Recently there has been much debate on whether or not there should be greater restrictions placed on high speed police chases. With there being 163 deaths in Australia in the past 19 years related to police chases, the discussion has been a long time coming. Whilst some believe that if you commit the crime you deserve consequences that follow, others believe that risking innocent people’s lives including the police over what are mostly minor infringements.
Maintaining a sturdy and professional tone, Kieran Walshe contends in her opinion piece ‘A ban on police pursuits would make criminals the winners’ (The Age, January 12th, 2012) that terminating all police pursuits would not be a positive move. King intends to persuade the public that banning the use of police pursuits would be a ‘win for the criminals’. The other point that is argued is that the current policy on police pursuits is not in need of changes and is functioning fine.
The first thing that is noticeable when you look at the article is the two pictures up the top of the page. The first picture shows two police officers smiling next to each other. One of them is presumably the author of the article. This picture is used because it shows the two officers as friendly people as they are smiling and having a laugh. The picture is also very bright which adds to the impression that the ladies are nice people. This is done because the reader is more likely to listen to and believe something that is written by someone that looks nice and friendly. The second picture is of a police car. Although it doesn’t seem like much the fact that this photo is also very light makes the car come across as something that is not to be feared. This is done because the whole article is spent trying to convince us that these cars are safe and this photo is adding to the concept.

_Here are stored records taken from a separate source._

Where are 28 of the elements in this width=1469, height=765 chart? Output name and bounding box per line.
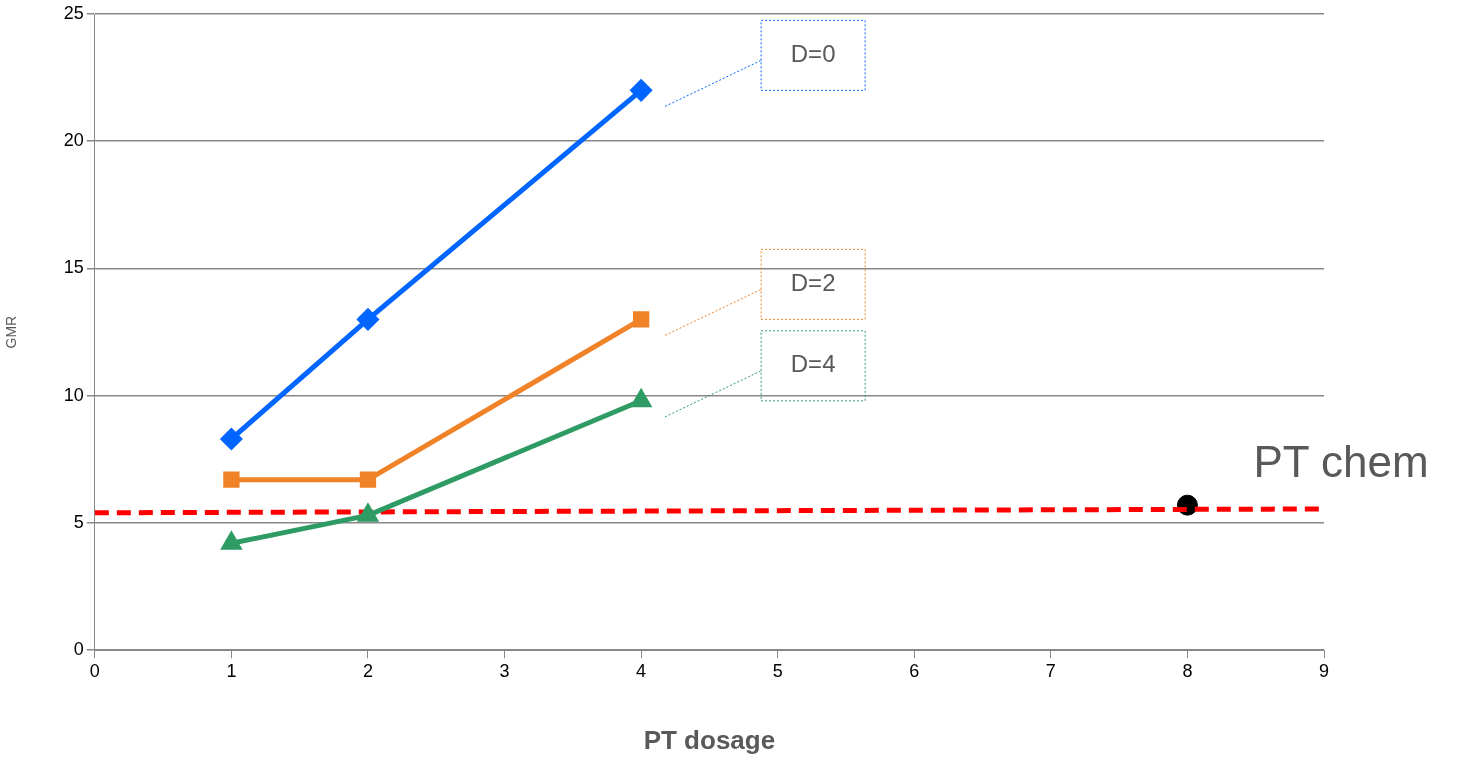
point xyxy=(223,471,240,488)
y-tick-label: 0 xyxy=(73,639,84,660)
point xyxy=(632,311,650,328)
y-tick-label: 25 xyxy=(63,2,84,23)
x-tick-label: 6 xyxy=(909,660,920,681)
text: D=0 xyxy=(790,39,836,67)
point xyxy=(220,428,242,450)
x-tick-label: 7 xyxy=(1045,660,1056,681)
x-axis-title: PT dosage xyxy=(643,724,776,755)
y-tick-label: 10 xyxy=(63,384,84,405)
y-tick-label: 15 xyxy=(63,257,84,278)
x-tick-label: 0 xyxy=(89,660,100,681)
x-tick-label: 5 xyxy=(772,660,783,681)
x-tick-label: 2 xyxy=(362,660,373,681)
x-tick-label: 3 xyxy=(499,660,510,681)
x-tick-label: 1 xyxy=(226,660,237,681)
point xyxy=(359,471,377,488)
y-axis-title: GMR xyxy=(3,315,20,349)
point xyxy=(357,308,379,330)
x-tick-label: 9 xyxy=(1318,660,1330,681)
text: D=4 xyxy=(790,350,836,378)
point xyxy=(630,79,652,101)
y-tick-label: 5 xyxy=(73,511,84,532)
x-tick-label: 4 xyxy=(636,660,647,681)
x-tick-label: 8 xyxy=(1182,660,1193,681)
text: D=2 xyxy=(790,269,836,296)
y-tick-label: 20 xyxy=(63,130,84,151)
series-label: PT chem xyxy=(1253,437,1429,487)
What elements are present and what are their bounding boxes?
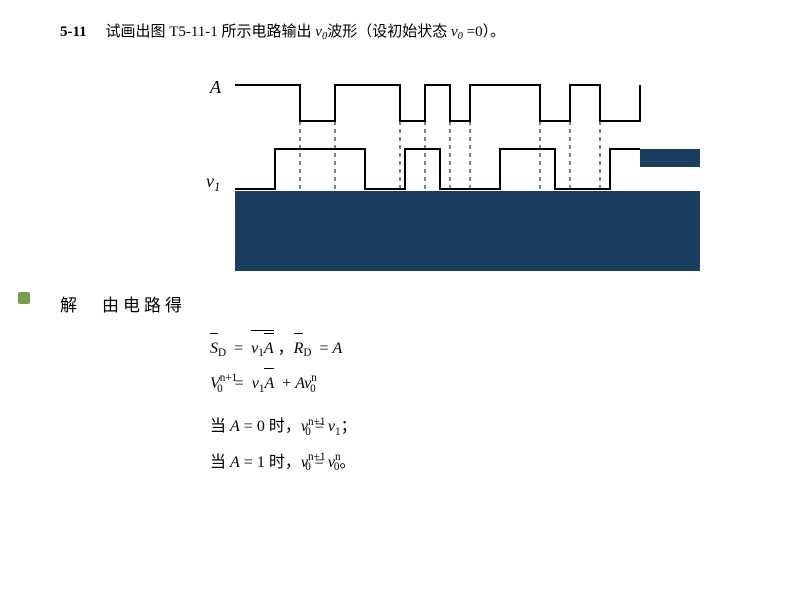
equation-sd-rd: SD = v1A ，RD = A	[210, 331, 740, 366]
case-A-0: 当 A = 0 时，vn+10 = v1；	[210, 409, 740, 444]
page-content: 5-11 试画出图 T5-11-1 所示电路输出 v0波形（设初始状态 v0 =…	[0, 0, 800, 500]
waveform-diagram: A v1	[140, 71, 660, 261]
problem-text-3: =0）。	[463, 24, 505, 40]
equations-block: SD = v1A ，RD = A Vn+10 = v1A + Avn0 当 A …	[210, 331, 740, 480]
case-A-1: 当 A = 1 时，vn+10 = vn0。	[210, 445, 740, 480]
problem-text-1: 试画出图 T5-11-1 所示电路输出	[105, 24, 315, 40]
problem-number: 5-11	[60, 24, 87, 40]
var-v0-init: v0	[451, 24, 463, 40]
problem-statement: 5-11 试画出图 T5-11-1 所示电路输出 v0波形（设初始状态 v0 =…	[60, 20, 740, 41]
blue-marker-right	[640, 149, 700, 167]
var-v0: v0	[315, 24, 327, 40]
equation-v0-next: Vn+10 = v1A + Avn0	[210, 366, 740, 401]
slide-bullet	[18, 292, 30, 304]
blue-band-bottom	[235, 191, 700, 271]
problem-text-2: 波形（设初始状态	[327, 24, 451, 40]
solution-header: 解 由电路得	[60, 291, 740, 316]
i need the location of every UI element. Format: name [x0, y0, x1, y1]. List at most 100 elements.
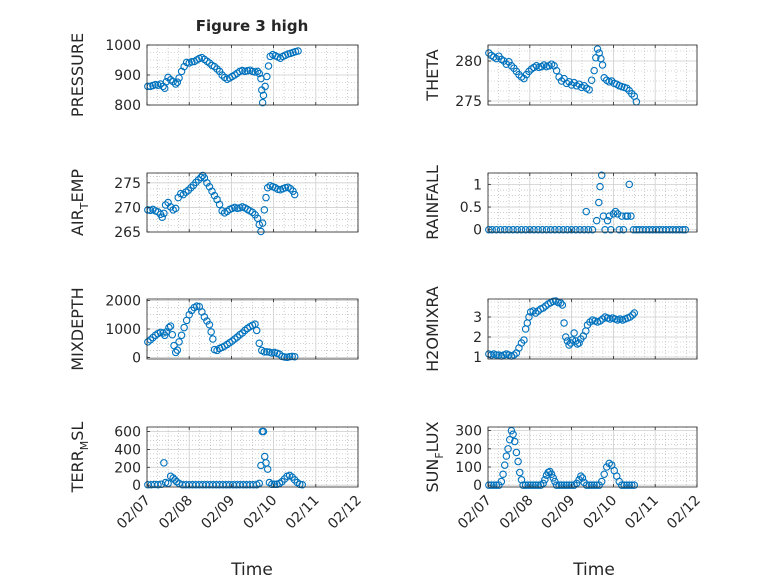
- y-tick-label: 600: [114, 424, 141, 440]
- sun-flux-point-9: [504, 445, 512, 453]
- h2omixra-point-30: [556, 299, 565, 307]
- rainfall-point-10: [526, 225, 534, 234]
- h2omixra-point-41: [575, 339, 583, 347]
- mixdepth-point-41: [238, 329, 247, 337]
- sun-flux-point-3: [492, 481, 501, 489]
- mixdepth-point-14: [173, 346, 182, 354]
- terr-msl-point-44: [268, 480, 276, 489]
- y-tick-label: 3: [473, 310, 482, 326]
- sun-flux-point-53: [597, 477, 606, 486]
- y-tick-label: 0.5: [460, 200, 482, 216]
- mixdepth-point-60: [285, 352, 294, 361]
- rainfall-point-38: [613, 210, 622, 218]
- y-axis-label-pressure: PRESSURE: [68, 33, 87, 117]
- sun-flux-point-27: [541, 475, 549, 484]
- mixdepth-point-48: [255, 339, 263, 348]
- sun-flux-point-26: [539, 479, 547, 488]
- pressure-point-51: [261, 82, 269, 91]
- axes-box: [487, 426, 698, 488]
- pressure-point-29: [213, 65, 221, 73]
- rainfall-point-62: [681, 225, 690, 234]
- rainfall-point-11: [530, 225, 538, 234]
- rainfall-point-2: [492, 225, 501, 234]
- rainfall-point-20: [567, 225, 576, 234]
- h2omixra-point-3: [492, 351, 501, 359]
- rainfall-point-23: [580, 225, 588, 234]
- h2omixra-point-40: [573, 340, 582, 348]
- rainfall-point-40: [618, 212, 626, 220]
- pressure-point-12: [171, 80, 180, 88]
- rainfall-point-3: [496, 225, 505, 234]
- pressure-point-19: [187, 58, 196, 66]
- sun-flux-point-13: [510, 437, 519, 446]
- h2omixra-point-33: [561, 333, 570, 341]
- rainfall-point-4: [500, 225, 509, 234]
- air-temp-point-18: [187, 184, 195, 192]
- sun-flux-point-65: [628, 481, 636, 489]
- y-tick-label: 400: [114, 442, 141, 458]
- pressure-point-0: [144, 82, 152, 91]
- pressure-point-46: [255, 69, 263, 78]
- sun-flux-point-38: [562, 481, 571, 489]
- theta-point-27: [552, 66, 561, 75]
- sun-flux-point-32: [549, 474, 557, 482]
- theta-point-33: [567, 81, 576, 89]
- air-temp-point-61: [289, 187, 297, 195]
- y-tick-label: 100: [455, 460, 482, 476]
- sun-flux-point-54: [600, 470, 608, 479]
- mixdepth-point-58: [280, 353, 289, 361]
- sun-flux-point-23: [531, 481, 540, 489]
- sun-flux-point-35: [555, 481, 563, 489]
- rainfall-point-61: [679, 225, 687, 234]
- y-tick-label: 0: [473, 223, 482, 239]
- terr-msl-point-45: [270, 480, 279, 489]
- pressure-point-28: [210, 62, 219, 71]
- sun-flux-point-61: [618, 481, 626, 489]
- pressure-point-31: [218, 71, 226, 79]
- mixdepth-point-50: [260, 348, 269, 356]
- sun-flux-point-7: [500, 461, 509, 469]
- sun-flux-point-31: [547, 470, 556, 479]
- sun-flux-point-66: [630, 481, 639, 489]
- y-tick-label: 1: [473, 350, 482, 366]
- sun-flux-point-63: [623, 481, 631, 489]
- air-temp-point-48: [258, 219, 267, 227]
- mixdepth-point-47: [252, 326, 261, 335]
- h2omixra-point-32: [560, 319, 568, 327]
- y-tick-label: 2: [473, 330, 482, 346]
- rainfall-point-9: [521, 225, 530, 234]
- pressure-point-14: [175, 74, 183, 82]
- rainfall-point-35: [607, 225, 615, 234]
- y-tick-label: 1: [473, 177, 482, 193]
- subplot-theta: 275 280 THETA: [423, 44, 698, 110]
- subplot-rainfall: 0 0.5 1 RAINFALL: [423, 165, 698, 240]
- sun-flux-point-62: [620, 481, 629, 489]
- pressure-point-49: [258, 98, 267, 107]
- y-axis-label-terr-msl: TERRMSL: [68, 422, 91, 494]
- air-temp-point-46: [255, 220, 263, 229]
- rainfall-point-27: [592, 216, 601, 225]
- y-tick-label: 2000: [105, 293, 141, 309]
- y-tick-label: 0: [132, 351, 141, 367]
- rainfall-point-8: [517, 225, 526, 234]
- rainfall-point-33: [603, 216, 612, 225]
- y-tick-label: 265: [114, 225, 141, 241]
- rainfall-point-6: [509, 225, 517, 234]
- air-temp-point-22: [197, 173, 205, 182]
- y-tick-label: 1000: [105, 322, 141, 338]
- rainfall-point-39: [615, 225, 623, 234]
- theta-point-14: [520, 74, 528, 83]
- y-axis-label-theta: THETA: [423, 49, 442, 101]
- rainfall-point-14: [542, 225, 551, 234]
- terr-msl-point-5: [160, 459, 168, 467]
- pressure-point-52: [263, 72, 271, 81]
- air-temp-point-12: [171, 204, 180, 213]
- mixdepth-point-13: [171, 348, 180, 357]
- mixdepth-point-39: [233, 333, 242, 341]
- rainfall-point-19: [563, 225, 572, 234]
- sun-flux-point-19: [521, 481, 530, 489]
- rainfall-point-45: [627, 212, 635, 220]
- h2omixra-point-64: [630, 309, 639, 317]
- terr-msl-point-39: [259, 427, 268, 436]
- y-axis-label-air-temp: AIRTEMP: [68, 169, 91, 236]
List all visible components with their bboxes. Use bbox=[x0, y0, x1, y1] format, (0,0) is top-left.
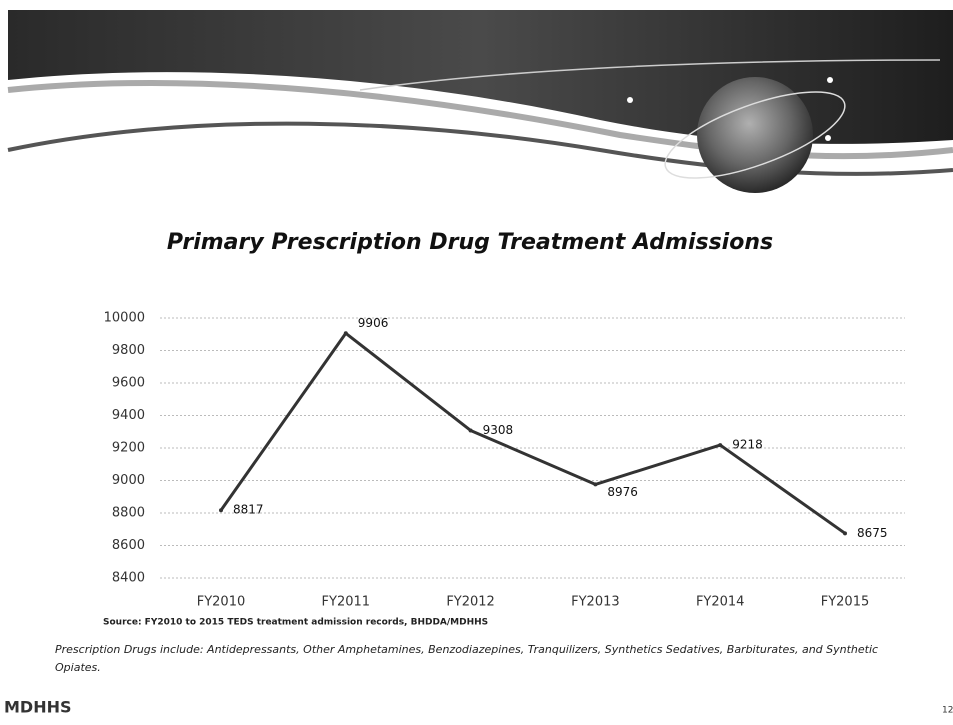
point bbox=[593, 482, 598, 487]
y-tick-label: 9600 bbox=[112, 376, 145, 391]
x-tick-label: FY2012 bbox=[446, 595, 495, 610]
page-number: 12 bbox=[942, 706, 953, 716]
data-label: 9218 bbox=[732, 438, 763, 452]
logo: MDHHS bbox=[4, 698, 72, 717]
y-tick-label: 10000 bbox=[104, 311, 145, 326]
point bbox=[718, 443, 723, 448]
y-tick-label: 8400 bbox=[112, 571, 145, 586]
x-tick-label: FY2014 bbox=[696, 595, 745, 610]
point bbox=[343, 331, 348, 336]
data-label: 8976 bbox=[607, 485, 638, 499]
data-label: 8675 bbox=[857, 526, 888, 540]
x-tick-label: FY2013 bbox=[571, 595, 620, 610]
chart-title: Primary Prescription Drug Treatment Admi… bbox=[167, 230, 773, 255]
y-tick-label: 8600 bbox=[112, 538, 145, 553]
data-label: 8817 bbox=[233, 503, 264, 517]
point bbox=[843, 531, 847, 536]
data-label: 9906 bbox=[358, 316, 389, 330]
y-tick-label: 9800 bbox=[112, 343, 145, 358]
point bbox=[468, 428, 473, 433]
y-tick-label: 9000 bbox=[112, 473, 145, 488]
note: Prescription Drugs include: Antidepressa… bbox=[55, 643, 879, 674]
x-tick-label: FY2010 bbox=[197, 595, 246, 610]
y-tick-label: 9200 bbox=[112, 441, 145, 456]
line bbox=[219, 331, 846, 535]
banner bbox=[7, 10, 953, 200]
source: Source: FY2010 to 2015 TEDS treatment ad… bbox=[103, 618, 488, 628]
point bbox=[219, 508, 223, 513]
y-tick-label: 8800 bbox=[112, 506, 145, 521]
y-tick-label: 9400 bbox=[112, 408, 145, 423]
x-tick-label: FY2015 bbox=[821, 595, 870, 610]
data-label: 9308 bbox=[483, 423, 514, 437]
x-tick-label: FY2011 bbox=[322, 595, 371, 610]
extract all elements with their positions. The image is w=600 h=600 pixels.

Nearing the end of the Article, Walshe uses an Appeal to authority discussing the concept of police chase results. “In 2010 police in Victoria engaged in 658 pursuits, about half of these lasted less than two minutes and about 80 percent, less than 5”, this positions the reader in a such a state that if they are ever stupid enough to try and evade the police, the statistics show they will most likely be unsuccessful. The Author then continues on to state that in 2010 there were no fatalities as a result from police pursuits.
Walshe concludes the article by informing the readers that the police pursuit policy is under serious review and they are examining there policies on an ongoing basis to ensure they are the best possible. Walshe clearly states that “it is the poor decision of the offender who is creating the risk, not the police who are undertaking their duty”.